On Nov. 27, ANR is once again participating in #GivingTuesday—a 24-hour global giving challenge—a movement about ordinary people coming together to do extraordinary things. Celebrated on the Tuesday after Thanksgiving, #GivingTuesday kicks off the charitable season. For ANR, Giving Tuesday is an opportunity to raise funds for UC Cooperative Extension county programs, research and extension centers and statewide programs. To help Californians recover from recent wildfires, adapt to climate change and escape persistent pockets of poverty, the needs in the coming year will be great, and year-end giving is an opportunity for donors to assist.
UC Cooperative Extension staff and 4-H members took care of evacuated farm animals at the fairgrounds, and in Siskiyou County, partnered with local agencies to create and distribute Pet Emergency Evacuation Plan pamphlets.

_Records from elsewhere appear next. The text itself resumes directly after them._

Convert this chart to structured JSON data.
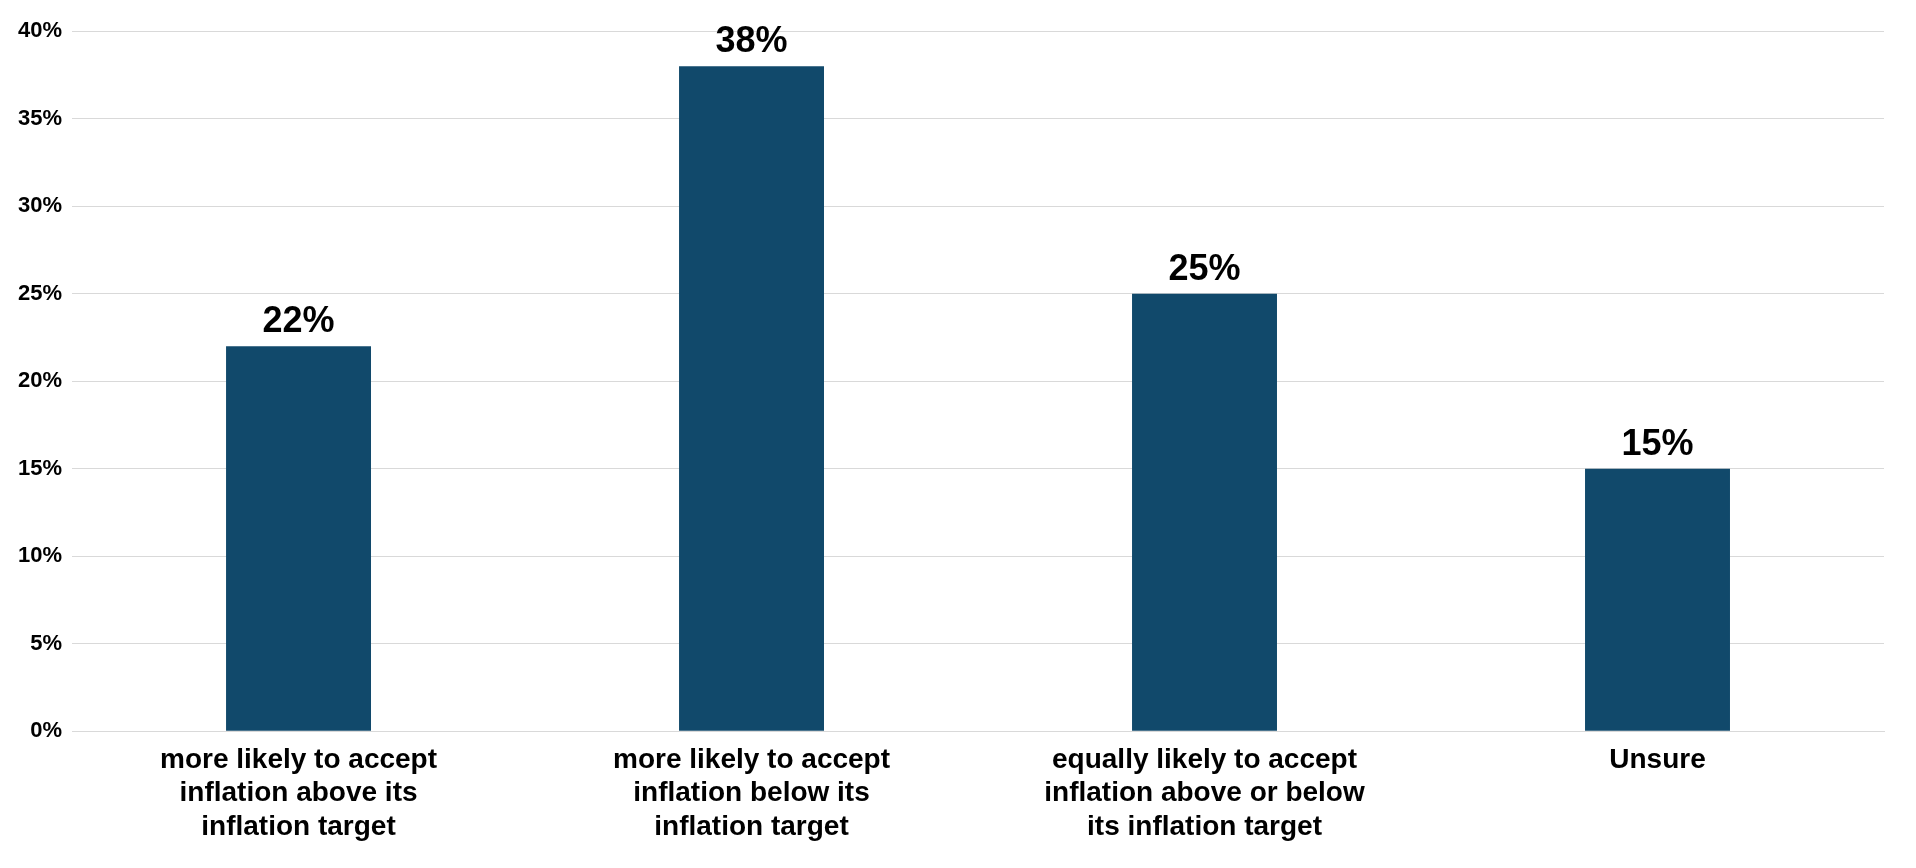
{
  "chart_data": {
    "type": "bar",
    "categories": [
      "more likely to accept inflation above its inflation target",
      "more likely to accept inflation below its inflation target",
      "equally likely to accept inflation above or below its inflation target",
      "Unsure"
    ],
    "values": [
      22,
      38,
      25,
      15
    ],
    "value_labels": [
      "22%",
      "38%",
      "25%",
      "15%"
    ],
    "color": "#11496b",
    "ylim": [
      0,
      40
    ],
    "yticks": [
      {
        "value": 0,
        "label": "0%"
      },
      {
        "value": 5,
        "label": "5%"
      },
      {
        "value": 10,
        "label": "10%"
      },
      {
        "value": 15,
        "label": "15%"
      },
      {
        "value": 20,
        "label": "20%"
      },
      {
        "value": 25,
        "label": "25%"
      },
      {
        "value": 30,
        "label": "30%"
      },
      {
        "value": 35,
        "label": "35%"
      },
      {
        "value": 40,
        "label": "40%"
      }
    ],
    "grid": "y",
    "legend": false
  }
}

For UC ANR stakeholders, #GivingTuesday presents an opportunity to support the many programs and services that strengthen California communities each day and more importantly, during times of crisis. Last year, over $76,000 was raised on #GivingTuesday to support UC ANR programs including the 4-H Youth Development Program and UC Master Gardener Program.
“As residents of California, we're all each other's neighbors—we lend a helping hand, we share information, we care about our community. That's what our #GivingTuesday #NeighborCA campaign is all about.” said Emily Delk, director of annual giving for UC ANR.
A website is up with links to all of ANR's programs, Research and Extension Centers and UCCE offices: ucanr.edu/givingtuesday. It invites donors to designate programs or locations to which they wish to donate.
The website contains a toolkit for county offices and programs to participate. It includes:
- Sample tweets and social media posts
- Custom images to include in social posts
- Templates for “unselfies.” Donors may take photos of themselves holding an unselfie sign and share on social media how they are giving.
The 4-H Youth Development Program also has its own website at http://4h.ucanr.edu/GivingTuesday.
Although not as well-known as the shopping events Black Friday and Cyber Monday, #GivingTuesday appeals to people who are swept up in the spirit of giving at the end of the year.
This year Development Services has set a goal of collecting a total of $100,000 for 4-H and UC ANR from 300 or more donors on #GivingTuesday. Last year UC ANR and 4-H received nearly 300 gifts.
“The #GivingTuesday #NeighborCA campaign is a fun way for people in all ANR programs to give to the programs most important to them,” said Delk.